There has been a storm of controversy surrounding University of Colorado professor Ward Churchill. Churchill has been called to task over comments he made in an essay in which he compared victims of 911 nazis calling workers “little Eichmanns.”
To be fair to Churchill I sought out his statement on the matter. Here is what I found to be significant:
“I am not a “defender” of the September 11 attacks, but simply pointing out that if U.S. foreign policy results in massive death and destruction abroad, we cannot feign innocence when some of that destruction is returned. I have never said that people “should” engage in armed attacks on the United States, but that such attacks are a natural and unavoidable consequence of unlawful U.S. policy.
I have never characterized all the September 11 victims as “Nazis.” What I said was that the “technocrats of empire” working in the World Trade Center were the equivalent of “little Eichmanns.” Adolf Eichmann was not charged with direct killing but with ensuring the smooth running of the infrastructure that enabled the Nazi genocide. Similarly, German industrialists were legitimately targeted by the Allies.
It should be emphasized that I applied the “little Eichmanns” characterization only to those described as “technicians.” Thus, it was obviously not directed to the children, janitors, food service workers, firemen and random passers-by killed in the 911 attack.”
I do not wish to spend a lot of time providing Churchill with his own forum here, but there are some relevant comments to make. Churchill demonstrates moral ambiguity when he says that he does not advocate violence and then compares innocent business people to nazis, to the people who engaged in organized genocide.

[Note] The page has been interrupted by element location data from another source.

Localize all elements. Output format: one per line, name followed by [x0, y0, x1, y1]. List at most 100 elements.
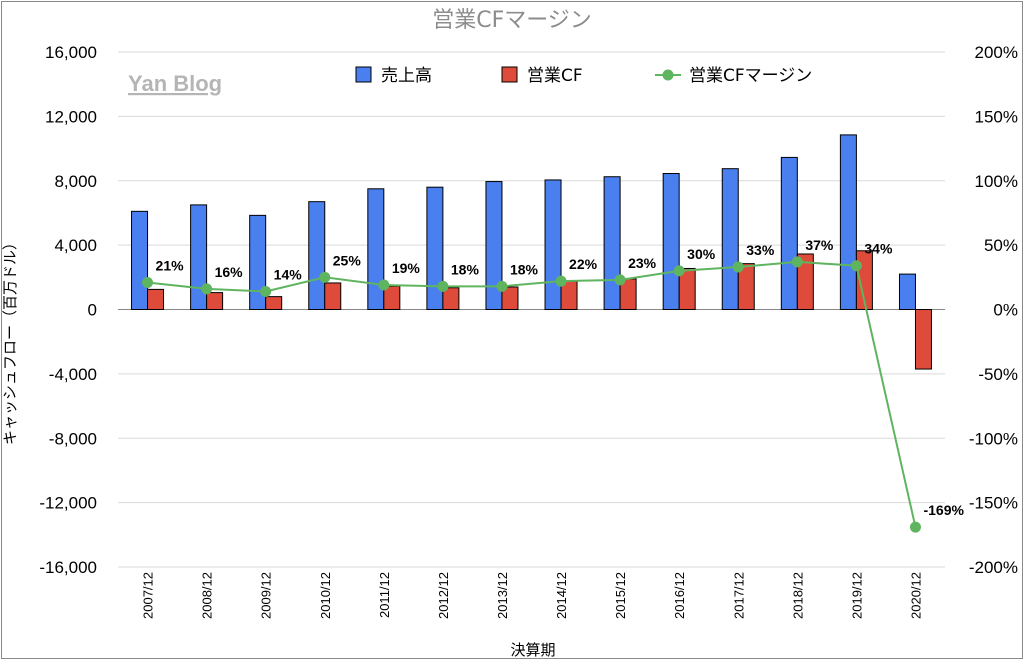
- margin-data-label: 19%: [392, 260, 421, 276]
- operating-cf-bar: [678, 267, 696, 310]
- x-tick-label: 2019/12: [849, 572, 864, 619]
- margin-point: [260, 285, 272, 297]
- x-axis-title: 決算期: [510, 641, 555, 659]
- right-tick-label: 200%: [975, 43, 1018, 62]
- x-tick-label: 2009/12: [259, 572, 274, 619]
- x-tick-label: 2015/12: [613, 572, 628, 619]
- right-tick-label: 0%: [993, 301, 1018, 320]
- margin-point: [142, 276, 154, 288]
- margin-data-label: 18%: [451, 261, 480, 277]
- x-tick-label: 2012/12: [436, 572, 451, 619]
- left-tick-label: -12,000: [39, 494, 97, 513]
- operating-cf-bar: [796, 253, 814, 310]
- left-axis-ticks: 16,000 12,000 8,000 4,000 0 -4,000 -8,000 -12,0…: [39, 43, 97, 577]
- operating-cf-bar: [914, 309, 932, 370]
- y-axis-title: キャッシュフロー（百万ドル）: [1, 235, 19, 445]
- margin-line: [142, 256, 921, 533]
- data-labels: 21% 16% 14% 25% 19% 18% 18% 22% 23% 30% 33% 37% 34% -…: [156, 237, 965, 518]
- x-tick-label: 2018/12: [790, 572, 805, 619]
- legend-label-operating-cf: 営業CF: [527, 66, 583, 86]
- margin-data-label: -169%: [923, 502, 964, 518]
- legend-label-revenue: 売上高: [381, 66, 432, 86]
- revenue-bar: [544, 179, 562, 310]
- margin-point: [673, 265, 685, 277]
- left-tick-label: -8,000: [49, 429, 97, 448]
- revenue-bar: [780, 156, 798, 310]
- operating-cf-bar: [206, 292, 224, 310]
- revenue-bar: [721, 168, 739, 310]
- right-tick-label: 50%: [984, 236, 1018, 255]
- legend-label-margin: 営業CFマージン: [689, 66, 812, 86]
- margin-line-path: [147, 260, 917, 528]
- margin-point: [791, 256, 803, 268]
- margin-data-label: 21%: [156, 257, 185, 273]
- legend-marker-margin: [662, 69, 674, 81]
- revenue-bar: [485, 181, 503, 310]
- left-tick-label: 12,000: [45, 107, 97, 126]
- margin-point: [319, 271, 331, 283]
- revenue-bar: [426, 186, 444, 310]
- margin-point: [555, 275, 567, 287]
- margin-point: [378, 279, 390, 291]
- margin-point: [201, 283, 213, 295]
- operating-cf-bar: [265, 296, 283, 310]
- margin-data-label: 14%: [274, 266, 303, 282]
- revenue-bar: [603, 176, 621, 310]
- x-tick-label: 2020/12: [908, 572, 923, 619]
- left-tick-label: -4,000: [49, 365, 97, 384]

You cannot soften your statement by saying that the “little Eichmanns” comment did not apply to children, janitors, food service workes, firemen and random passers-by” and expect people of common sense and conscience not to see the bankruptcy inherent in your comment. Because what you suggest is that everyone not covered by your group is responsible and culpable for engaging in destructive acts with malicious intent.
The stockbrokers who were murdered, the secretaries, personal assistants and CEOs all are deserving of more respect than blanket accusations. Your generalization does not take into account who these people were, you don’t know if they volunteered at the local mission, gave money to charity or engaged in any sort of charitable actions any more than you can claim that they were evil. And that Churchill is what you are doing.
When you compare someone or something to nazis you are saying that they or it are evil and that is morally wrong and intellectually dishonest. Murder is not acceptable and to compare 911 to a military operation is stretching the limit too. If the attacks had been solely against the Pentagon or military facilities it would be one thing, but that did not happen.
There is nothing noble about what these men did and something less than noble in your characterization of the day and the things that happened then.